The findings directly address the research question by identifying which RI topics are prioritised across and within major research areas for both RPOs and RFOs. They show that while a core set of topics is broadly valued, priorities and rationales vary by disciplinary practices, research orientations (e.g., theoretical vs experimental), and national/organisational contexts. Key implications include: (1) RI policies must be sensitive to disciplinary and methodological differences to be legitimate and effective; (2) RPOs should foreground building a healthy research environment as a foundation for RI, addressing incentive structures, power imbalances, supervision quality, and diversity; (3) RFOs should translate priority topics into clear, feasible actions in their domains (e.g., fair proposal selection, conflicts of interest policies), while avoiding duplication or interference with institutional procedures; (4) coordination and harmonisation between RPOs and RFOs can reduce confusion and bureaucratic burden; (5) national legal frameworks shape the appropriate allocation of responsibilities, requiring contextual tailoring; (6) to support uptake, RI measures should minimise administrative overhead and be practical for researchers. Overall, the results reinforce a systems-level approach to RI that aligns incentives, structures, and guidance across actors, moving from principles to tailored, implementable policies.

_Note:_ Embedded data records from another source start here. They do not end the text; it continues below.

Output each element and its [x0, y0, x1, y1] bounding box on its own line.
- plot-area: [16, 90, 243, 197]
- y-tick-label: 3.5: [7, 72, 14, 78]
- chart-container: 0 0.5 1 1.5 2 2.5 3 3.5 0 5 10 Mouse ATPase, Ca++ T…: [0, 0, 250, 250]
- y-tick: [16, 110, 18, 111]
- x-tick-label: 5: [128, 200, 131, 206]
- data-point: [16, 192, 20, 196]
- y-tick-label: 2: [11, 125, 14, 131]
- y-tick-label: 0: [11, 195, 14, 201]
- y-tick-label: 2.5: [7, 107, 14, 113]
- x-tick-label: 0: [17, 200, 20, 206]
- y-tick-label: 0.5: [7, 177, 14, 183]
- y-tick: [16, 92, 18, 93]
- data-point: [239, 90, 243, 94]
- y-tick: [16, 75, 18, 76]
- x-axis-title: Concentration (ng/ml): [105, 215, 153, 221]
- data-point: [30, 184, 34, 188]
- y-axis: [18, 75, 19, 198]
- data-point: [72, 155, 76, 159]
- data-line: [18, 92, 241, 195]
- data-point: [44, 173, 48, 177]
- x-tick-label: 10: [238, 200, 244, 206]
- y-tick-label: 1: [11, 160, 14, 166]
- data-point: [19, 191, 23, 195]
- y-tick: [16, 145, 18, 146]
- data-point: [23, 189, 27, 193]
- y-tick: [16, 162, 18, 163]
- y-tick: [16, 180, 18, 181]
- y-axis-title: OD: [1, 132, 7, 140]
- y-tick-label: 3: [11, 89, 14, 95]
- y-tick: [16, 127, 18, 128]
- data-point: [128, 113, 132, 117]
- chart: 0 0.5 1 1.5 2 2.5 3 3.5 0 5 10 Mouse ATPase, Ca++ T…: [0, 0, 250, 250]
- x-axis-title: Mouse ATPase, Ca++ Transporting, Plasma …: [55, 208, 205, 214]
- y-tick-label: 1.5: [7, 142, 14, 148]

This multi-country focus group study provides an empirically grounded map of RI topic priorities across humanities, social sciences, natural/technical sciences, and medical/biomedical sciences for both RPOs and RFOs. It confirms broad support for established RI topic areas while revealing meaningful disciplinary and contextual differences that should shape policy design. The study offers six practical recommendations: consider disciplinary differences; RPOs should build a sound research environment; RFOs should adapt priority topics into concrete, non-duplicative actions; account for organisational and national differences; avoid unnecessary bureaucracy; and develop coherent organisational integrity plans. Future work could develop and evaluate discipline- and context-specific SOPs, explore effective mechanisms for RPO–RFO harmonisation, and assess the impact of RI interventions on research climates and outcomes over time.
Not all disciplines within each main area were represented, limiting granularity at the discipline level. The design focused on main research areas rather than specific disciplines, precluding detailed discipline-specific guidance. Although sampling strove for diversity, not all focus groups met all sampling criteria. Findings reflect perceptions within eight European countries and may be influenced by national legal and institutional contexts. As a qualitative focus group study, results indicate perceived priorities rather than causal effects of interventions.